Herb-Crusted Racks Of Lamb

Lamb and Easter always go hand in hand for me and invariably at some stage I cook a lamb roast – my mum traditionally cooked a leg of lamb, however I must admit I rather favour this simple rack. It’s a classic dish and well worth perfecting as it’s just so easy to make, and the results are spectacular. The herb mixture coats the racks thickly becoming lovely and crunchy as it cooks, and the racks themselves look really impressive with their crisp green and gold coating.

I know if you haven’t cooked rack of lamb before that the idea might seem a bit intimidating, but if you just think of it as a whole lot of lamb cutlets joined together it becomes much less worrisome! More often than not I serve it with roasted onions topped with a little goat’s cheese and thyme and either something steamed and green, like spinach, or a simple watercress and fennel salad as its mineral flavour really complements the gentle sweetness of the lamb.

  • Serves 4.


  • 2 racks of lamb (ideally each comprising 8 or 9 small cutlets)
  • 1/4 cup Dijon mustard (or a mixture of Dijon and honey-flavoured mustard)
  • Herb Coating

  • 120g coarse-ish fresh white breadcrumbs (made from a fairly dense loaf like stale sourdough or
  • ciabatta)
  • Generous handful finely chopped continental (flat-leaf) parsley
  • 2 tablespoons finely chopped thyme
  • 2 tablespoons finely chopped rosemary
  • 1-2 large cloves garlic, finely chopped (or more or less to taste)
  • Sea salt, to taste
  • About 1/4 cup (60ml) extra-virgin olive oil
  • Garnish: rosemary or thyme sprigs

Preheat your oven to 220C. Line a baking tray with baking paper.

Sit the racks, fat-side up, on the prepared tray. Pop them in the oven to roast for 12 minutes. When they’re done, take them out and leave them to cool a little while you make the herb coating. This is really easy to do, just put the breadcrumbs, chopped herbs, garlic and salt into a bowl and stir them together. Now drizzle in the olive oil and mix it in well.

Spread the cooled lamb with a layer of mustard over the fat side, base and cut sides of the racks (there’s no need to spread it over the rib bones or undersides of the racks.) Use your fingers to press a thick layer of the herb coating all over the mustard.

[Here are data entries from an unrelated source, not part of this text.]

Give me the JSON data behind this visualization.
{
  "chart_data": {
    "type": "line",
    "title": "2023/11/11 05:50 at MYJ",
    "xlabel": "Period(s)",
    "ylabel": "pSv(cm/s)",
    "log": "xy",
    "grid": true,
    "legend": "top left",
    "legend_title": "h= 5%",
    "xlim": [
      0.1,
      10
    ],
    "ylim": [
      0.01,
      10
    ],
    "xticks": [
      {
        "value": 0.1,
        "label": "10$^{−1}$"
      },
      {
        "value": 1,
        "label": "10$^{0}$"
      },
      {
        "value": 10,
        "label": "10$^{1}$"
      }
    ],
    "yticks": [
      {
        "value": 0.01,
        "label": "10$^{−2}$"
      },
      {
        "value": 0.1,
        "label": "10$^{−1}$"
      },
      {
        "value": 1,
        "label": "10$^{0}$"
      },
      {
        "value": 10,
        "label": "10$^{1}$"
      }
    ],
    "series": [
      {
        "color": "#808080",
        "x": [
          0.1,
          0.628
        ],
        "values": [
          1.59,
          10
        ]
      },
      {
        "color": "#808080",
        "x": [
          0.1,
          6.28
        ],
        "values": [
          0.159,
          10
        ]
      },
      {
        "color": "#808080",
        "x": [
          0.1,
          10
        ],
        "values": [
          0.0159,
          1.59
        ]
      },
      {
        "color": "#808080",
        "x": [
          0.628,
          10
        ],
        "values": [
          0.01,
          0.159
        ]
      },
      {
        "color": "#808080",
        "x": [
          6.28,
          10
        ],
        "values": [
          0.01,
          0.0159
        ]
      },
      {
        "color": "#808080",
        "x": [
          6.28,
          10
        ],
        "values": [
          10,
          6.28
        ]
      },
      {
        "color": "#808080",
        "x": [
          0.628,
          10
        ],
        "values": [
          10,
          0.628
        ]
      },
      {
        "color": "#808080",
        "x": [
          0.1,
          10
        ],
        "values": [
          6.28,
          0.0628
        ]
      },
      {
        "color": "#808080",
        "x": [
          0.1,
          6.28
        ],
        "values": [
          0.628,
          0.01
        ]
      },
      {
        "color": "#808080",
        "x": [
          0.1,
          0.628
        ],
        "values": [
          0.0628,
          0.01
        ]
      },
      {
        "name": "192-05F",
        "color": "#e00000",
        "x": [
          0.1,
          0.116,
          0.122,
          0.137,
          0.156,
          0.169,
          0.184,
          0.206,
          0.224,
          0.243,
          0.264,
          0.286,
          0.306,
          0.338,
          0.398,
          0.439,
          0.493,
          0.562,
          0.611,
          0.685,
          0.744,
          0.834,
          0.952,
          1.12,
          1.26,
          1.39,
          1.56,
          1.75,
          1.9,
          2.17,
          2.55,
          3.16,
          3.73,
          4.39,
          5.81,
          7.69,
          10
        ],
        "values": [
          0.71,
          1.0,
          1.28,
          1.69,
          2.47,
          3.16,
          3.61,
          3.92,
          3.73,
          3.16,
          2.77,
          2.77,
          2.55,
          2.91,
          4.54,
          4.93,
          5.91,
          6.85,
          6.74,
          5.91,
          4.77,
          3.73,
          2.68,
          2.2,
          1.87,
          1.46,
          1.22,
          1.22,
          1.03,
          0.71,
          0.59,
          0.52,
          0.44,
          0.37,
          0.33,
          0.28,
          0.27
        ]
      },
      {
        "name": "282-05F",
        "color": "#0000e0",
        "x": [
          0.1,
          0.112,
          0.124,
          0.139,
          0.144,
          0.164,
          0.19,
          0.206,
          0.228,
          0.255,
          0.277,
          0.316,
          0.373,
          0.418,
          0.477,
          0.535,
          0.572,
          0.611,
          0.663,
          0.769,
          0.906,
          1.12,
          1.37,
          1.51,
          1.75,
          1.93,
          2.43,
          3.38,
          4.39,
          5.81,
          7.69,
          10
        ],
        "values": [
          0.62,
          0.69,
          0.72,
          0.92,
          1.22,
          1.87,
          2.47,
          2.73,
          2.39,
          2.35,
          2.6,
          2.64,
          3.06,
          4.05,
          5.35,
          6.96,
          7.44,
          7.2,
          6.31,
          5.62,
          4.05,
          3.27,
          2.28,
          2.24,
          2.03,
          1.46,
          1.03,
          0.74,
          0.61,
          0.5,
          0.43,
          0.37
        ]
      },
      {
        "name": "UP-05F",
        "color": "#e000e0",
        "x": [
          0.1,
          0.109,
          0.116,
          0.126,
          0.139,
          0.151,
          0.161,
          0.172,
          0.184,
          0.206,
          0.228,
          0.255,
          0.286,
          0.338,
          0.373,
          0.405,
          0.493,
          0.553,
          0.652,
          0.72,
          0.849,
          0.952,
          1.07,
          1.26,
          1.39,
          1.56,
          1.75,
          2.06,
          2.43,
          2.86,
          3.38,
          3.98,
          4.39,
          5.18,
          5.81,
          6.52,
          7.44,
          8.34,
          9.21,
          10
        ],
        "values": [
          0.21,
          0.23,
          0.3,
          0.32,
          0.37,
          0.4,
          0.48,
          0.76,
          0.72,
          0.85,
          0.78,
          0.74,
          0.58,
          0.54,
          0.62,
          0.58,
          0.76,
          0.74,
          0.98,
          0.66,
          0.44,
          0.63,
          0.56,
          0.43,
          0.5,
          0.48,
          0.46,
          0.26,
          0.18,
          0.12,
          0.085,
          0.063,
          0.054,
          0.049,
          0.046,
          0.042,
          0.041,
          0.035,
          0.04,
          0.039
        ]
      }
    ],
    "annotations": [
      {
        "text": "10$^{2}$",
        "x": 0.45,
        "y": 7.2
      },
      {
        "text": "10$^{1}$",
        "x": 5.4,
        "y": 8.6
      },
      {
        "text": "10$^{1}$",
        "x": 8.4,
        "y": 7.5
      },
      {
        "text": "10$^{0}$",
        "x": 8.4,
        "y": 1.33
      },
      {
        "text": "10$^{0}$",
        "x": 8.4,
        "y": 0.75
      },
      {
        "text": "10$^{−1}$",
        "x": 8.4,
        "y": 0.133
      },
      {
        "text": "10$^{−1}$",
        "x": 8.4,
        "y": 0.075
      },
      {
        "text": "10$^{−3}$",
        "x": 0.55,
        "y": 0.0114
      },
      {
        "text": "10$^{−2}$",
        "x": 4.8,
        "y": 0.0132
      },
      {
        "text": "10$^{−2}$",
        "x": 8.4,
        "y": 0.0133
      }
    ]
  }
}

Don’t worry if a few little bits of coating drop off onto the tray – I just leave them there, pushing them up against the racks, so that as the lamb cooks the crumbs soak up some of the juices and become lovely and crunchy. (I have to admit, these succulent little morsels often don’t make it to the table, as I end up eating them while the racks are settling after cooking.)

When the racks are coated with the herb mixture, return them to the oven and cook them for 20-25 minutes for pink lamb; unfortunately, you have to wing it just a little with the cooking time, as it depends on the size of racks. The ones we buy locally are fairly substantial whereas when we lived in the city, I used to get much smaller ones which took less time to cook. The way I check, is to prod the thickest part of the meat carefully (so I don’t dislodge the crust) when I think it’s ready – it should feel a little springy, but not bouncy, if that makes sense.

Remove the tray from the oven, cover the racks loosely with foil and leave them in a warm spot to settle for at least 10 minutes.

To serve the lamb, slice down between the cutlets – you can carve them into single cutlets if you like, however I usually carve them into racks of three, as they look a bit more impressive like this. Sit the lamb on individual plates and garnish it with herb sprigs.